My best workflow still blends Claude models with GPT-5.x models - the GPT-5.x reviews catch things that Opus doesn’t catch despite leveraging more specific sub-agents. I can see a lot of value in a harness like OpenCode or ForgeCode that allows both models to co-exist in the same harness. But I also get a lot of mileage from my subscriptions and it’s easy enough to have the two work together without violating Anthropic’s subscription ToS. I understand why someone might want their subscription to work with other tools and be annoyed that Anthropic is creating a walled garden, but given the value of the Anthropic subscription features I feel like I was getting a lot of mileage out of my subscription. If OpenClaw or other unsanctioned uses are important, there’s obviously pay as you go API key access. Being forced to use Codex as my primary harness for work has stung; I still use Claude Code at home for personal projects.

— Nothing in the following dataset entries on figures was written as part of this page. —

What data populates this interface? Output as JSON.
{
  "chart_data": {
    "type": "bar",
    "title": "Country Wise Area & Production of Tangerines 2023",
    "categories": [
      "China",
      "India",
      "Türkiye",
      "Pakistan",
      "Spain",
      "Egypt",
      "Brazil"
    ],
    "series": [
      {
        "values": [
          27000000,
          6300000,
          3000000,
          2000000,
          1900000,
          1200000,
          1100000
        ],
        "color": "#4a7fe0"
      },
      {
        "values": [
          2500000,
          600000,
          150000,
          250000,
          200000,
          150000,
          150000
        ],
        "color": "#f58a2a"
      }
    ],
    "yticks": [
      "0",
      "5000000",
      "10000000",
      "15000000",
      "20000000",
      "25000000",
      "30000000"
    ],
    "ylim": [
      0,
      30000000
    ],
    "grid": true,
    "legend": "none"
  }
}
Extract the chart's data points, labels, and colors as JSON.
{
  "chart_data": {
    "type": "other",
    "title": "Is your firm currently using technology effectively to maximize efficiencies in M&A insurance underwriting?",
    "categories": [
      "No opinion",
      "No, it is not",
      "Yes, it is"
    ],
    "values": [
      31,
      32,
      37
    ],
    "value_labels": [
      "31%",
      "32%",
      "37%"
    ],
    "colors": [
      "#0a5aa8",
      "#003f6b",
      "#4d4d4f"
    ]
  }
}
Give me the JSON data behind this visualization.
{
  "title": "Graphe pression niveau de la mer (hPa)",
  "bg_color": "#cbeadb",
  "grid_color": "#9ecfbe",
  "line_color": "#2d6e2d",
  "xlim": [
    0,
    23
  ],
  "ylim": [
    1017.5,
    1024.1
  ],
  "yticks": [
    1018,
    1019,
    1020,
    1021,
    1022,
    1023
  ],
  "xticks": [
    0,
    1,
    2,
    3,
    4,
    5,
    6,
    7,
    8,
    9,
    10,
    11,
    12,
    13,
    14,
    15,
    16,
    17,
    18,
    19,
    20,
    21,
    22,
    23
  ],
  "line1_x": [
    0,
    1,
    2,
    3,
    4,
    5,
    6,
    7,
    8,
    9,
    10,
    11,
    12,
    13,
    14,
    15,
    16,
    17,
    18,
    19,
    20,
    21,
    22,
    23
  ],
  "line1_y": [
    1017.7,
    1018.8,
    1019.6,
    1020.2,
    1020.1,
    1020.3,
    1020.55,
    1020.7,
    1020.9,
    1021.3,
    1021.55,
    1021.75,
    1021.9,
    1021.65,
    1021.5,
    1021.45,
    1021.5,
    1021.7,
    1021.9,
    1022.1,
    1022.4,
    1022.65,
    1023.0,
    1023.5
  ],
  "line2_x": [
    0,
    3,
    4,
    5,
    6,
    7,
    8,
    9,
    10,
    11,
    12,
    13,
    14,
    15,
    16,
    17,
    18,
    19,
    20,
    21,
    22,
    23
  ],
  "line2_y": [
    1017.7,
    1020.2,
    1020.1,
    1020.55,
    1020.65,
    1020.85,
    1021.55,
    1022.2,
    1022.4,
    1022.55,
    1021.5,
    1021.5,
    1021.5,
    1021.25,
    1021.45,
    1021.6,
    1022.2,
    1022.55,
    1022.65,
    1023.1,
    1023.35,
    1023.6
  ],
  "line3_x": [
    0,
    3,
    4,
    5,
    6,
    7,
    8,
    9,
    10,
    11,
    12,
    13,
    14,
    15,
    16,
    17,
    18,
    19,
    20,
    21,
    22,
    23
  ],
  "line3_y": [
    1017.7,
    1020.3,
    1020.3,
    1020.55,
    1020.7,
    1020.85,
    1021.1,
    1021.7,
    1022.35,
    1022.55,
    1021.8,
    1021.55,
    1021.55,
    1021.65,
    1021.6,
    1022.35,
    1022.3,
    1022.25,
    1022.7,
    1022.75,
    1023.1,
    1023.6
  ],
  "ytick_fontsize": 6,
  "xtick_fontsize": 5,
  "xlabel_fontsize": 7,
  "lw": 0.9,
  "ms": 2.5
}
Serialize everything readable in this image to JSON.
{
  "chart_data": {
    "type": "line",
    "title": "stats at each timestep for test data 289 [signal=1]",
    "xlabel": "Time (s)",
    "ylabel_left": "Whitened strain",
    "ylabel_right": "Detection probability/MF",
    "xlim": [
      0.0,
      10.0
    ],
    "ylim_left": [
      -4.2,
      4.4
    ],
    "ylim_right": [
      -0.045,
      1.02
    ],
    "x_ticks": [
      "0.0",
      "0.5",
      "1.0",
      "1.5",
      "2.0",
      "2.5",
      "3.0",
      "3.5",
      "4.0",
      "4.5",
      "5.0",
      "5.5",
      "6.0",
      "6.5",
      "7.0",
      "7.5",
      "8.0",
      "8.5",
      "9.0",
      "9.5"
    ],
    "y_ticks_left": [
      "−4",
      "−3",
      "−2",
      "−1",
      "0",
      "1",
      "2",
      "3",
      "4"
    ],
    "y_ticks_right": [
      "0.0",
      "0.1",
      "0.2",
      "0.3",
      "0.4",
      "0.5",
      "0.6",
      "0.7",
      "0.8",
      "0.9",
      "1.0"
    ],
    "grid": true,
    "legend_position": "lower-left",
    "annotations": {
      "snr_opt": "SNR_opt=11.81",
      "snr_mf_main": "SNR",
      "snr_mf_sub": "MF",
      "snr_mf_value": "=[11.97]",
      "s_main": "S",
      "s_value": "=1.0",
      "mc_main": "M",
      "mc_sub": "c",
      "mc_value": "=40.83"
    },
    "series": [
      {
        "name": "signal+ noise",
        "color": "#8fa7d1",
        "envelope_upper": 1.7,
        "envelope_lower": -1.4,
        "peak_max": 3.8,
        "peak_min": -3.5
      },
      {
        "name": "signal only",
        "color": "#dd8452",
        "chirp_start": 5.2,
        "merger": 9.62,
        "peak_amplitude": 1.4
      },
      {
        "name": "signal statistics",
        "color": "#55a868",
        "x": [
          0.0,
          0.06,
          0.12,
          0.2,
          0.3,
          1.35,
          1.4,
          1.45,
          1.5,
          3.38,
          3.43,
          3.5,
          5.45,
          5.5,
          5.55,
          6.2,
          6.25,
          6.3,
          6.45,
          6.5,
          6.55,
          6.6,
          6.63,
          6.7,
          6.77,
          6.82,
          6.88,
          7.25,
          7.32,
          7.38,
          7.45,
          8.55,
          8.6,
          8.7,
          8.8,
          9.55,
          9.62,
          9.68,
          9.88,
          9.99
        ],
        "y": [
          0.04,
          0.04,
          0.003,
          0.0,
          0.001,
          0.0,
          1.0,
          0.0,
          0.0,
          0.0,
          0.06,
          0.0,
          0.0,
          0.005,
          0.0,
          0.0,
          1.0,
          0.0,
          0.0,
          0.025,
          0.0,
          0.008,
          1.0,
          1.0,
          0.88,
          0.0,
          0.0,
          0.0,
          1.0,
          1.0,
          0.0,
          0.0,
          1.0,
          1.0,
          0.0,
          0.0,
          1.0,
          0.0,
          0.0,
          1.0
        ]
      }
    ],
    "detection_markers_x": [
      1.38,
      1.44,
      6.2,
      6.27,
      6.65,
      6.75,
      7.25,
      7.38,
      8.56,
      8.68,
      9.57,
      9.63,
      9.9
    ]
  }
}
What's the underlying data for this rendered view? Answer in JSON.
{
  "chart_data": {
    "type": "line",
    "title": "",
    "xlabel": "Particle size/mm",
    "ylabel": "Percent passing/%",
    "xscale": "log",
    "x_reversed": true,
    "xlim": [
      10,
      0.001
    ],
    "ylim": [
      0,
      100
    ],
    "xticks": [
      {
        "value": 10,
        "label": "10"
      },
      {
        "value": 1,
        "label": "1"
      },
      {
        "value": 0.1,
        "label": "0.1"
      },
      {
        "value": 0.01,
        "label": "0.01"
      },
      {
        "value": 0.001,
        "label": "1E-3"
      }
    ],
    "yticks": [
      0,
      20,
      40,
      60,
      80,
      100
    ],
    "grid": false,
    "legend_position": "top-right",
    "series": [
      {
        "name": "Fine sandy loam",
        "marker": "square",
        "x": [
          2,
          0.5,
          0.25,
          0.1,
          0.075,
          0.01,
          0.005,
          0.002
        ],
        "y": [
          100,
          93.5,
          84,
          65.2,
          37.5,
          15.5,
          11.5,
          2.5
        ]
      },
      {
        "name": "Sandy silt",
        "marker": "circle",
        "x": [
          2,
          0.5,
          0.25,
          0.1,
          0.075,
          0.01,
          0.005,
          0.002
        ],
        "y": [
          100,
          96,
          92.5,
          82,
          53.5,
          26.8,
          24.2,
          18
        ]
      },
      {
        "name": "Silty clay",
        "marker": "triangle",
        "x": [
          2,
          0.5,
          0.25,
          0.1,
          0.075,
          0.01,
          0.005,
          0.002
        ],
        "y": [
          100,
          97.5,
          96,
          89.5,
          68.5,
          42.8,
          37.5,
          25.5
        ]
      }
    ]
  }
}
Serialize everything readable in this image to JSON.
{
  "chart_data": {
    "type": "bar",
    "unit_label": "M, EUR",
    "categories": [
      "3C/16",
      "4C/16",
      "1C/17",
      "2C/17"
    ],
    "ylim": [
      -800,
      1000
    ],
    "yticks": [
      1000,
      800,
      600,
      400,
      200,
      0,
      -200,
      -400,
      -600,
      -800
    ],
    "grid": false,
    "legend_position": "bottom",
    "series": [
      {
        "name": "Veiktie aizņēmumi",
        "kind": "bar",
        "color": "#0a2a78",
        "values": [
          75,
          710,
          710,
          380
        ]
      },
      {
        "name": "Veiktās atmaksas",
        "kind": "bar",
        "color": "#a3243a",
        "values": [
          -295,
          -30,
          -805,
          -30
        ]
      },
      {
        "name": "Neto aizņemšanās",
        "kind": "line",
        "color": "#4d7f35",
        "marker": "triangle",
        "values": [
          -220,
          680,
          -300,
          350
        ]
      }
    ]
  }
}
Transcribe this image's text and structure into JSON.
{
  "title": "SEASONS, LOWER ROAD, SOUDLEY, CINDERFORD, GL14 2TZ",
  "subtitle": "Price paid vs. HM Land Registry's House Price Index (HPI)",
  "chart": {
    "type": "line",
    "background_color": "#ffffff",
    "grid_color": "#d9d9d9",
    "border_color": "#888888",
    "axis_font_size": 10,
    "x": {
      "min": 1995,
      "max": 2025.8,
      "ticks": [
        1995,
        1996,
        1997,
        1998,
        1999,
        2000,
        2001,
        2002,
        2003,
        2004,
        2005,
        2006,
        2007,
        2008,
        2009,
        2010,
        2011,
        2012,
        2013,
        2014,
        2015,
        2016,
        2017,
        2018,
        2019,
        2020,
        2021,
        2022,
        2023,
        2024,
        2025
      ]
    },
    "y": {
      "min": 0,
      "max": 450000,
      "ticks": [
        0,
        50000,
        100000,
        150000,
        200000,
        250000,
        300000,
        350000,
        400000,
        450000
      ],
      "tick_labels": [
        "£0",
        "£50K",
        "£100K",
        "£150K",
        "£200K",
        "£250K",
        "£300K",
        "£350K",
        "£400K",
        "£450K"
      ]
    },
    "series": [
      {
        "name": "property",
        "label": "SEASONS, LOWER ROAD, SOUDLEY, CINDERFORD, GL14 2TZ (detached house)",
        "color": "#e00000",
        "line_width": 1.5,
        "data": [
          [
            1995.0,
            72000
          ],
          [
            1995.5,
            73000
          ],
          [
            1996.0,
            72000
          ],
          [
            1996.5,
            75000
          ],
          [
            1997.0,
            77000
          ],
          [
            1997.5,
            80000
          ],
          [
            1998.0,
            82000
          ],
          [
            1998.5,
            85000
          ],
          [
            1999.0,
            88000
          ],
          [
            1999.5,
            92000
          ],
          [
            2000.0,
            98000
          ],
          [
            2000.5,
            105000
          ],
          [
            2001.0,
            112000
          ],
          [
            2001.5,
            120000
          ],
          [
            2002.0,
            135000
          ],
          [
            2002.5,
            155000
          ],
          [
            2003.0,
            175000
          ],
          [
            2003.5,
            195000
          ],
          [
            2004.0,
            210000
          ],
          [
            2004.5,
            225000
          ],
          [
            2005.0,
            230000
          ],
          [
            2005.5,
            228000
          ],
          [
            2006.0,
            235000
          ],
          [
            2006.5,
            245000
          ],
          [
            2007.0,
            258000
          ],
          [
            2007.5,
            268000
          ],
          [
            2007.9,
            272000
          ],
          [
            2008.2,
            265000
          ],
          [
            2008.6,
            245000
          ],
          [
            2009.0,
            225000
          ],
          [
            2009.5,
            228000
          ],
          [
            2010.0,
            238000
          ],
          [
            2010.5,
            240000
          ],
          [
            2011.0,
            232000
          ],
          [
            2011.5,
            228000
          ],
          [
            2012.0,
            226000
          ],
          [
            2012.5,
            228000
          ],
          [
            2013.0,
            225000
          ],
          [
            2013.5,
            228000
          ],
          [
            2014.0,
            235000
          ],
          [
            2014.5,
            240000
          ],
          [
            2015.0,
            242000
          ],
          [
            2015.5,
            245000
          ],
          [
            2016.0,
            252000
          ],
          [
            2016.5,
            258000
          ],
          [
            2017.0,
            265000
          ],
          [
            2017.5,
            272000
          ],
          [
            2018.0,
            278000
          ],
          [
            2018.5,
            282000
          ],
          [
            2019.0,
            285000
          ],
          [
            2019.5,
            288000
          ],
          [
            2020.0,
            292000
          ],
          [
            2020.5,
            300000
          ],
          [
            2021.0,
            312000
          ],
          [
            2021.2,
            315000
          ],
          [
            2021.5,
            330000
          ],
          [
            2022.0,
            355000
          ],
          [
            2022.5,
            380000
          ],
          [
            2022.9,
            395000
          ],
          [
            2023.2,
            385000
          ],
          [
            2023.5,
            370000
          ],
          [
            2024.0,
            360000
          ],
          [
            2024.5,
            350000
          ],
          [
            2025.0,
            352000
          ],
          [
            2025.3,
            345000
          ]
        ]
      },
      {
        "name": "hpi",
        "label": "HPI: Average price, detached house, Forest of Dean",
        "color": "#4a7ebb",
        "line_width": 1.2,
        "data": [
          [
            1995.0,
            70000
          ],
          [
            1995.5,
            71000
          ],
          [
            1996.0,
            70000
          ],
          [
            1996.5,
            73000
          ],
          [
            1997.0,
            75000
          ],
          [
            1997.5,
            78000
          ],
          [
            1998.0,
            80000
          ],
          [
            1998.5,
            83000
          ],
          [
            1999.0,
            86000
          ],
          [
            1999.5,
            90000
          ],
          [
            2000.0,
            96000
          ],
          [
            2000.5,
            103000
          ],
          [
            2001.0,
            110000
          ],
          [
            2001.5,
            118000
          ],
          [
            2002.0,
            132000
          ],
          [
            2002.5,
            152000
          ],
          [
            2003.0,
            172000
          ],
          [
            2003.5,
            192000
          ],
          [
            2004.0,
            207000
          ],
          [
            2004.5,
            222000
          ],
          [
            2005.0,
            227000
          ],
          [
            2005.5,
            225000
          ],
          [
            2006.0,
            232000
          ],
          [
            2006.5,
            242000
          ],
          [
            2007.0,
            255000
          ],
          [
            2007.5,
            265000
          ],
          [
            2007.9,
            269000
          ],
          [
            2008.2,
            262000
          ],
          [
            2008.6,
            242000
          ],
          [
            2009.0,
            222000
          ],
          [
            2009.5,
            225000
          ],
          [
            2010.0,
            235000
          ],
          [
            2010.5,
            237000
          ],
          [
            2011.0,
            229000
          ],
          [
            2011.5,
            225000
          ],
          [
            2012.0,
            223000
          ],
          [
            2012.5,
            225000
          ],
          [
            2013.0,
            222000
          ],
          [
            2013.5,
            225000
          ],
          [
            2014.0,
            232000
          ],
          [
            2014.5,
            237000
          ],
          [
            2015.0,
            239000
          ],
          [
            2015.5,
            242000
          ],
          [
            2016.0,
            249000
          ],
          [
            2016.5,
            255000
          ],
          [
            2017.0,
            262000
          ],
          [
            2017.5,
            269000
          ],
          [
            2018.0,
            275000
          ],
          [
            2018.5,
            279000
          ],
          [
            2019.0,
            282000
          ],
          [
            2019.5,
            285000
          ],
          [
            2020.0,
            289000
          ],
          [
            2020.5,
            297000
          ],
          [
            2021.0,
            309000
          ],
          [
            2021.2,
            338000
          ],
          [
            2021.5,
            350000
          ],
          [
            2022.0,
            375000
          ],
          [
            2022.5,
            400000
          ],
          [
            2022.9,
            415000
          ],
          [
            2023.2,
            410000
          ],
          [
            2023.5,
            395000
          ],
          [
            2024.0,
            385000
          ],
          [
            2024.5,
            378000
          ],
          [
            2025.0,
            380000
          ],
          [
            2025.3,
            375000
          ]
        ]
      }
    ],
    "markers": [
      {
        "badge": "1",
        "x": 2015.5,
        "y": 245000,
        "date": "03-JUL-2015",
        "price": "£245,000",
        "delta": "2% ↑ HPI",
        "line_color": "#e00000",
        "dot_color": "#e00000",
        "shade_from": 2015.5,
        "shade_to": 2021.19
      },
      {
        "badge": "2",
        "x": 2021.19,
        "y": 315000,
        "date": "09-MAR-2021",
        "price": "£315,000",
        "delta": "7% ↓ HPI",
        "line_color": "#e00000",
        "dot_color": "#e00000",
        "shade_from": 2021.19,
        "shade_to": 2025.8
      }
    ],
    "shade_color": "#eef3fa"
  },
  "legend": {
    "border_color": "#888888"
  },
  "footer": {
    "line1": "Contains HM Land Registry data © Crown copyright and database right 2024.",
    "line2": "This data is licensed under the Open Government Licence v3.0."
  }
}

So, personally, I’m picking the dual subscription lane for now. Obviously, if costs go up prohibitively or something else changes, I can change it later. It seems unlikely that an open source model will truly push match the reasoning capabilities of a current SOTA frontier model, and the costs of maintaining compatibility with all of them (loss of parallelism, remote control, easy skill reuse, easy CI integrations, etc.) just doesn’t seem worth it right now. Multiple smaller niche models will encourage or require breaking down workflows further, risking the bitter lesson or just simple over-engineering. I still appreciate the effort of OpenCode. Given the sheer number of models, supporting and tracking the performance of each one is a Herculean task - an open source approach that leverages the community to fix what’s broken for each user seems like a winning strategy. But that comes at a cost - every change needs to be tested against every provider, etc. And who knows, maybe distilled models are close enough to their “parents” that they don’t need too much unique work? I hope that if and when I’m forced to change lanes again that OpenCode has caught up enough to be a straightforward switch.